I’m so stinking rich I don’t even know it!

[newsletter]

I find it interesting that I have chosen two “industries” in Oregon to be placed on budgetary chopping blocks. I used to be an Oregon middle school science teacher. When the cuts came, I lost my job, being in my second year of teaching, in my late 30′s, and spend $40k of my own dollars to get a masters degree. I was over worked, under paid, and susceptible to getting the ax despite years of hard work, a masters, and an eduction system that is begging for people who would remain diligent and stay in the fight. When my job was gone, I turned to the one thing that I had been doing on the side, and decided, in my late 30′s, to follow my passion.

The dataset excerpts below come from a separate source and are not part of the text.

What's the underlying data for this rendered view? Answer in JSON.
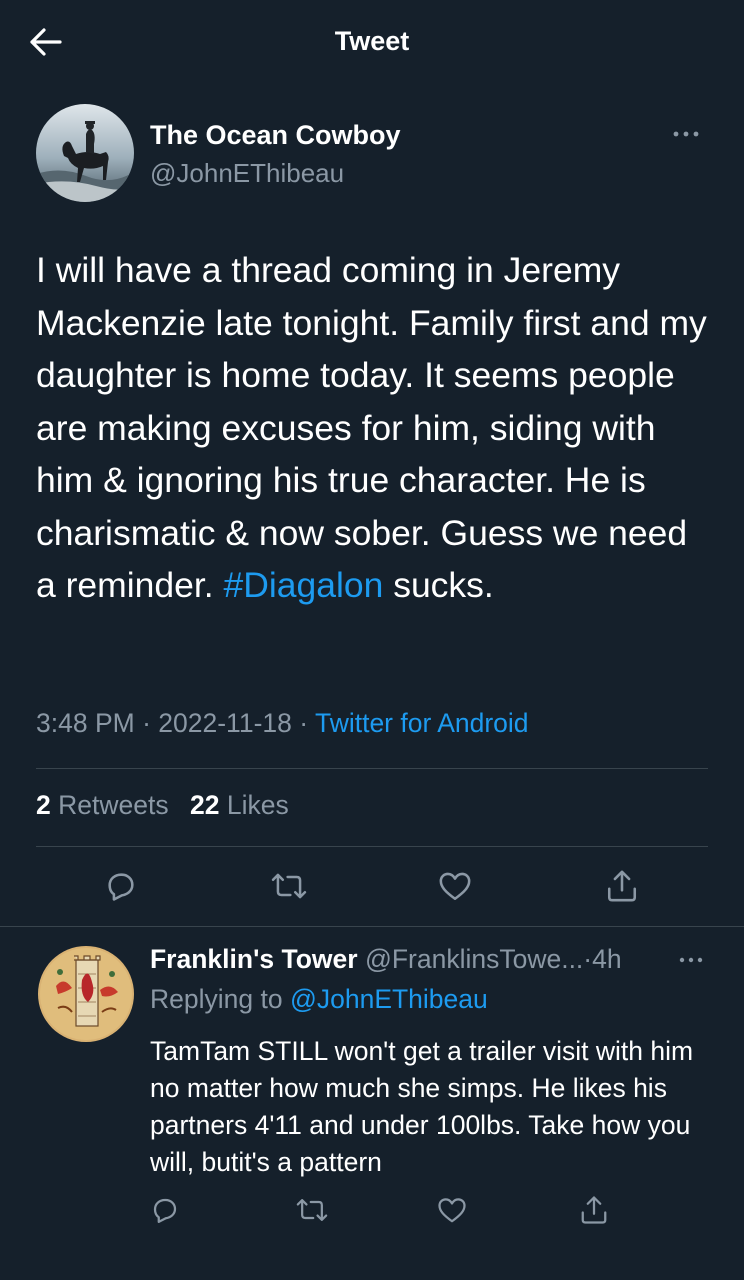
{
  "header": {
    "title": "Tweet",
    "back_icon": "arrow-left-icon"
  },
  "tweet": {
    "author": {
      "name": "The Ocean Cowboy",
      "handle": "@JohnEThibeau"
    },
    "text_before": "I will have a thread coming in Jeremy Mackenzie late tonight. Family first and my daughter is home today. It seems people are making excuses for him, siding with him & ignoring his true character. He is charismatic & now sober. Guess we need a reminder. ",
    "hashtag": "#Diagalon",
    "text_after": " sucks.",
    "time": "3:48 PM",
    "separator": "·",
    "date": "2022-11-18",
    "source": "Twitter for Android",
    "retweets_count": "2",
    "retweets_label": "Retweets",
    "likes_count": "22",
    "likes_label": "Likes"
  },
  "reply": {
    "name": "Franklin's Tower",
    "handle": "@FranklinsTowe...",
    "separator": "·",
    "time": "4h",
    "replying_prefix": "Replying to",
    "replying_to": "@JohnEThibeau",
    "text": "TamTam STILL won't get a trailer visit with him no matter how much she simps. He likes his partners 4'11 and under 100lbs. Take how you will, butit's a pattern"
  },
  "colors": {
    "background": "#15202b",
    "text": "#ffffff",
    "secondary": "#8b98a5",
    "accent": "#1d9bf0",
    "divider": "#38444d"
  },
  "icons": [
    "arrow-left-icon",
    "more-dots-icon",
    "reply-icon",
    "retweet-icon",
    "like-heart-icon",
    "share-icon"
  ]
}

In the last three years, I have gone from losing my educator job to building a small production company from nothing more then me, a camera, and a computer. Creating commercial and non-commercial film/video work is one of the greatest jobs I have ever had. Now it seems, that is on the chopping block, because someone thinks it is an elitist game. I’m here to tell you It’s Not!

I took a $10k a year pay cut to become a teacher. I took a $15k pay cut from there to start my own business. I have done free work; lots of free work/ More than I should have. I have scrapped by on nothing just so I could keep my camera running. I have had people work for me for nothing all the way to pennies on the dollar just to see the project through.

We are not rich at all.

Do rich folks benefit from the tax incentives that we have? Of course they do…that is one part of the system. There are rich people, poor people, middle income people all participating in this. There are all levels. The arguments are always swinging back and forth, though, depending on someones re-election position. Awhile back we were told that people making over a certain amount should have their taxes cut so they could trickle down the benefits. The same people are cutting part of the budget with incentives claiming that those same tax payers are benefiting, when really the people benefiting are the middle and lower. That money hires people, buys food, rents cars and motels. It gets make up people and stunt people. It hires camera people. It hires editors. It hires talent. That money comes right back at us. None of us are getting rich, but we are making our rent payments, and entertaining you while we do it.

The film industry is an industry. It takes investments to make it work. To invest, you have to have something to come forward with that puts you in the game. None of us can go to Wall Street and say “I want $5million worth of investments, but I only have $20.” The same goes with ALL investments. You have to put in before you can get anything out. You want multi-million dollar projects, you have to start with that. Only millionaires have millions to spend. They have the capitol and the collateral.

Things don’t happen for free, or over night. To invest in Oregon’s future, you have to put something forward in order to secure that future. All too often, I believe that Oregonians want all the goodies and all the great aspects of a blossomed economy without the hard work and hard choices that come with looking toward the future.